Negli Stati Uniti non è più illegale accedere e modificare il firmware di smartphone e tablet per correggere errori e migliorare l’esperienza
Un passo verso la libertà. Così le associazioni che hanno spinto per l’approvazione della norma del “diritto di riparazione” considerano la decisione presa dallo US Library of Congress e dal Copyright Office. I due organi hanno emesso nuove regole che rendono del tutto legale per i consumatori e le terze parti aggirare i programmi di gestione dei diritti digitali (DRM) o i firmware installati sui dispositivi hi-tech, per caricarne dei personalizzati con il fine di correggere errori e malfunzionamenti. Fino ad ora, esistevano a bordo dei software protezioni legate al singolo hardware, ora ampliate per consentire a smartphone, tablet, IoT, persino agli elettrodomestici, di beneficiare di versioni dei sistemi operativi non ufficiali.
Problema sicurezza
Stando agli organi competenti, ogni consumatore ha il “diritto” di accedere a tutto ciò che vuole a bordo del prodotto che ha acquistato se ha lo scopo di migliorarlo.
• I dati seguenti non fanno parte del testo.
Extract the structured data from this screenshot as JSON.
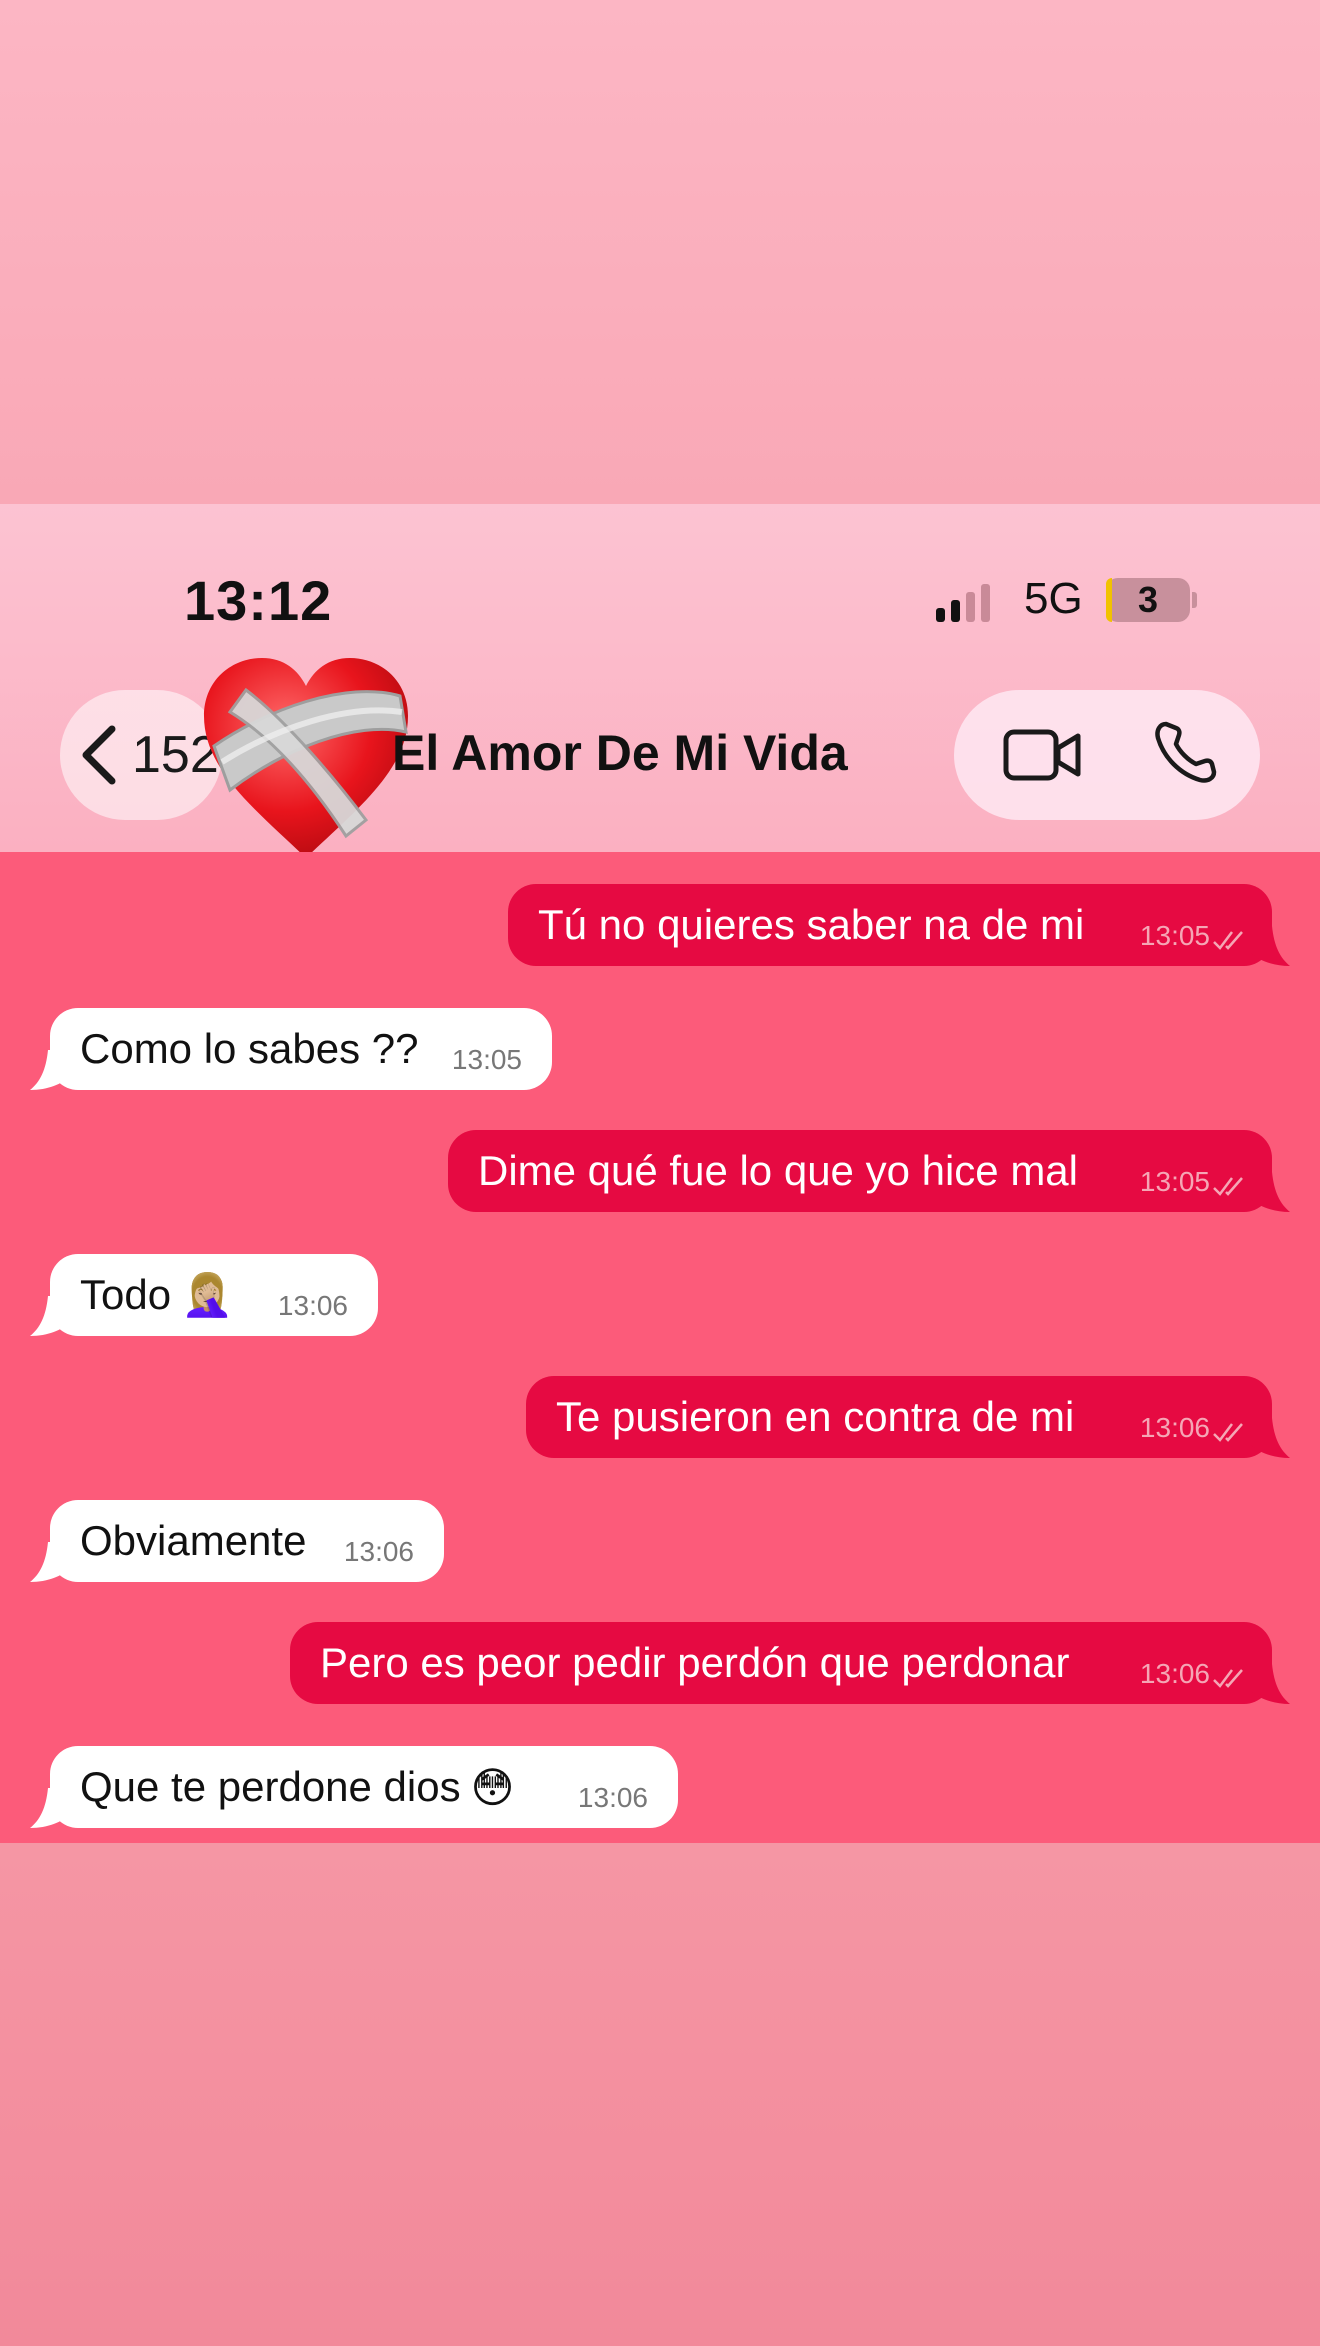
{
  "status_bar": {
    "time": "13:12",
    "network": "5G",
    "battery": "3"
  },
  "header": {
    "back_count": "152",
    "contact_name": "El Amor De Mi Vida"
  },
  "messages": [
    {
      "direction": "out",
      "text": "Tú no quieres saber na de mi",
      "time": "13:05"
    },
    {
      "direction": "in",
      "text": "Como lo sabes ??",
      "time": "13:05"
    },
    {
      "direction": "out",
      "text": "Dime qué fue lo que yo hice mal",
      "time": "13:05"
    },
    {
      "direction": "in",
      "text": "Todo",
      "emoji": "🤦🏼‍♀️",
      "time": "13:06"
    },
    {
      "direction": "out",
      "text": "Te pusieron en contra de mi",
      "time": "13:06"
    },
    {
      "direction": "in",
      "text": "Obviamente",
      "time": "13:06"
    },
    {
      "direction": "out",
      "text": "Pero es peor pedir perdón que perdonar",
      "time": "13:06"
    },
    {
      "direction": "in",
      "text": "Que te perdone dios",
      "emoji": "😳",
      "time": "13:06"
    }
  ],
  "colors": {
    "outgoing_bubble": "#e60a42",
    "incoming_bubble": "#ffffff",
    "chat_background": "#fc5b7a",
    "header_background": "#fbb8c8"
  },
  "icons": {
    "avatar": "mending-heart-icon",
    "back": "chevron-left-icon",
    "video": "video-camera-icon",
    "call": "phone-icon",
    "read": "double-check-icon"
  }
}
Ciò non vuol dire che le compagnie renderanno più semplice valicare le difesa dei propri software, anzi. È probabile che queste diventino ancora più forti, per proteggere i meno avvezzi da eventuali problemi di sicurezza. Ad esempio, nel panorama iOS e Android, per cambiare firmware c’è bisogno di eludere le difese imposte da Apple e dai singoli OEM che adottano l’OS di Google.
Questo implica un abbassamento della soglia di attenzione da parte dei controlli automatici e dunque il rischio che si apra la strada ad hacker e cybercriminali. Serve, come al solito, una corretta educazione in materia, per rendere il “right to repair” un bene per la massa e non un boomerang per gli utenti.